The new authority more closely aligns Canada’s authorities with those found in the legislation of Canada’s key international partners, such as the United States (U.S.), the United Kingdom (U.K.), and Australia. For example:
- In the U.K., the Home Secretary has the power to personally order an individual excluded from the U.K. in cases where their presence would not be conducive to the public good. For example, this can be done on the basis of national security, foreign policy, public order, or serious criminality. The Secretary does not delegate this power to other officials.
- In Australia, the Minister for Immigration, Multicultural Affairs and Citizenship has the authority to refuse or cancel a visa on national interest grounds. In addition, Australia’s immigration law allows for visa refusals and cancellations by the Minister or delegate based on foreign policy interests and the likelihood that an individual will promote or participate in violence if allowed to enter or remain in Australia.

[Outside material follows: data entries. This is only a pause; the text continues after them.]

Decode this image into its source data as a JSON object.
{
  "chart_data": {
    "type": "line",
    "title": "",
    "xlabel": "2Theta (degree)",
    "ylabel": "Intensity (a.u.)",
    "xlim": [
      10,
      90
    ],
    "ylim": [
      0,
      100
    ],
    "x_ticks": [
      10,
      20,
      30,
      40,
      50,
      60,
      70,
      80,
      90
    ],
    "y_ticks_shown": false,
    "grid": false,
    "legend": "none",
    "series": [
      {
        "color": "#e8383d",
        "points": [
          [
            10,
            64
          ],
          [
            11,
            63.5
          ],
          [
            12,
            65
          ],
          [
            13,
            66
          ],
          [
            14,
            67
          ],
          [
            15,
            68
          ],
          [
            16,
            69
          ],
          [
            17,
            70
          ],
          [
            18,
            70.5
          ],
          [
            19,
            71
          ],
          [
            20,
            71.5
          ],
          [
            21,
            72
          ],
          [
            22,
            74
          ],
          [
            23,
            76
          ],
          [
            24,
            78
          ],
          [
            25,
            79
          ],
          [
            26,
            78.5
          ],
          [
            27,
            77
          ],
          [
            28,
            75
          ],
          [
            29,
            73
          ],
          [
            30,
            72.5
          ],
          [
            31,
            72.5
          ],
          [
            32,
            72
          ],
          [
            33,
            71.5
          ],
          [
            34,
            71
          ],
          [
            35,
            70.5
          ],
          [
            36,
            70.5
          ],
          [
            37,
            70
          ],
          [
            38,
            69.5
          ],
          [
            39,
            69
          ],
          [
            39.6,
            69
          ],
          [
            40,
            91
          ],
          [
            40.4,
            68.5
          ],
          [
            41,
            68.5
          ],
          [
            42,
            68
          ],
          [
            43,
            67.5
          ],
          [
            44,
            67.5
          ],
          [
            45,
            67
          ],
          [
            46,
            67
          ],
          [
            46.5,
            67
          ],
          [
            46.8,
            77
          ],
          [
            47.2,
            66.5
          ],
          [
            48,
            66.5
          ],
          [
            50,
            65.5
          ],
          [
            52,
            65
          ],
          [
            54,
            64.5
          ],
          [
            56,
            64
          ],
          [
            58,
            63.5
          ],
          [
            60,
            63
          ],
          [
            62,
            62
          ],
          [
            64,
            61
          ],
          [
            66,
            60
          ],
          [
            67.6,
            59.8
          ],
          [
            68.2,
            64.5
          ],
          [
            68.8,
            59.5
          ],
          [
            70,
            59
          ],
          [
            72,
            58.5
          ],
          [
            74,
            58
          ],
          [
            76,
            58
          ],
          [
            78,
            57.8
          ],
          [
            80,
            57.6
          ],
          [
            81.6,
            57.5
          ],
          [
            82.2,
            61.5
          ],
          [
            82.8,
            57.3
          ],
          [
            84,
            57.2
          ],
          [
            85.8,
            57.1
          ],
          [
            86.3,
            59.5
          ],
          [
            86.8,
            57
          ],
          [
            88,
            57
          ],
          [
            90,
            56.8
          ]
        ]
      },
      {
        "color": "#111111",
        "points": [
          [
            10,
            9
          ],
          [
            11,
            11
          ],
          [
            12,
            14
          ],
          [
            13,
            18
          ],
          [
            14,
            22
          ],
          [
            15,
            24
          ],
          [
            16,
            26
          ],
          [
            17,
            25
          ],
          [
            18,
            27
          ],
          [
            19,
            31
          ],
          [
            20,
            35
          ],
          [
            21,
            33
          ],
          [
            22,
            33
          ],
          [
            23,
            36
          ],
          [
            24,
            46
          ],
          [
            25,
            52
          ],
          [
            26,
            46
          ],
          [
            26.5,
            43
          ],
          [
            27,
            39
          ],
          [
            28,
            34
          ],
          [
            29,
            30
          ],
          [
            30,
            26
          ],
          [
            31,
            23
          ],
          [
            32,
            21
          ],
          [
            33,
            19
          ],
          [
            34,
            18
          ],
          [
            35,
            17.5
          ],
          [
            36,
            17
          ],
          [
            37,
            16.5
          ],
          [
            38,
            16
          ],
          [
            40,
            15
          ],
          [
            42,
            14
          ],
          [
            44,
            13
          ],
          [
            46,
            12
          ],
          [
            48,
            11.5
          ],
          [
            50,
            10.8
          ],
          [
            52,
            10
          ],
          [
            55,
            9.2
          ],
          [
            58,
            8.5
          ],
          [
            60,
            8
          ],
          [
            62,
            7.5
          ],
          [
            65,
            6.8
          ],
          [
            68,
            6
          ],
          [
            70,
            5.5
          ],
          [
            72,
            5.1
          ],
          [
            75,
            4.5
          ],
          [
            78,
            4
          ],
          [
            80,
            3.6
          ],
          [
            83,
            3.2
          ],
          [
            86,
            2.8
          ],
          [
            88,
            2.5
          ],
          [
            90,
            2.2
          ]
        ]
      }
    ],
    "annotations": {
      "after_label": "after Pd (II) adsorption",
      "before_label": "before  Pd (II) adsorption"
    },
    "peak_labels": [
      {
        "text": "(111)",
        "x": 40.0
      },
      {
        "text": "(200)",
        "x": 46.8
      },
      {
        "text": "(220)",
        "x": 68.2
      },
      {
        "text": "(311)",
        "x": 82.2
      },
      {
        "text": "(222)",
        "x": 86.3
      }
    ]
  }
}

- In the United States, the Secretary of State may direct a consular officer to refuse a visa if necessary for U.S. foreign policy or security interests. The Secretary of Homeland Security can delegate the authority to immigration officers to revoke a visa. Additionally, the President may restrict international travel to the United States and suspend the entry of certain individuals (both immigrants and non-immigrants) whose presence would be considered detrimental to the U.S.
The new authority for refusal and associated regulatory amendments that implement the provision allow the Minister of Citizenship and Immigration to more effectively promote and defend Canada’s public policy interests. The amendments ensure that foreign nationals engaged in behaviours which may give rise to public policy concerns, such as those set out in the publicly available list of guidelines, can be denied temporary resident status. The authority addresses cases where a foreign national may not otherwise be considered to be inadmissible under the IRPA provisions; however, they are nonetheless promoting or perpetuating activities that are contrary to Canadian public policy.
My thoughts on A22.1 Declarations remain the same as when I had this Tweet exchange with Jason Kenney, the former Minister of Citizenship and Immigration Canada.
I’m not sure why Minister Kenney ultimately chose to not enact narrowly circumscribed legislation.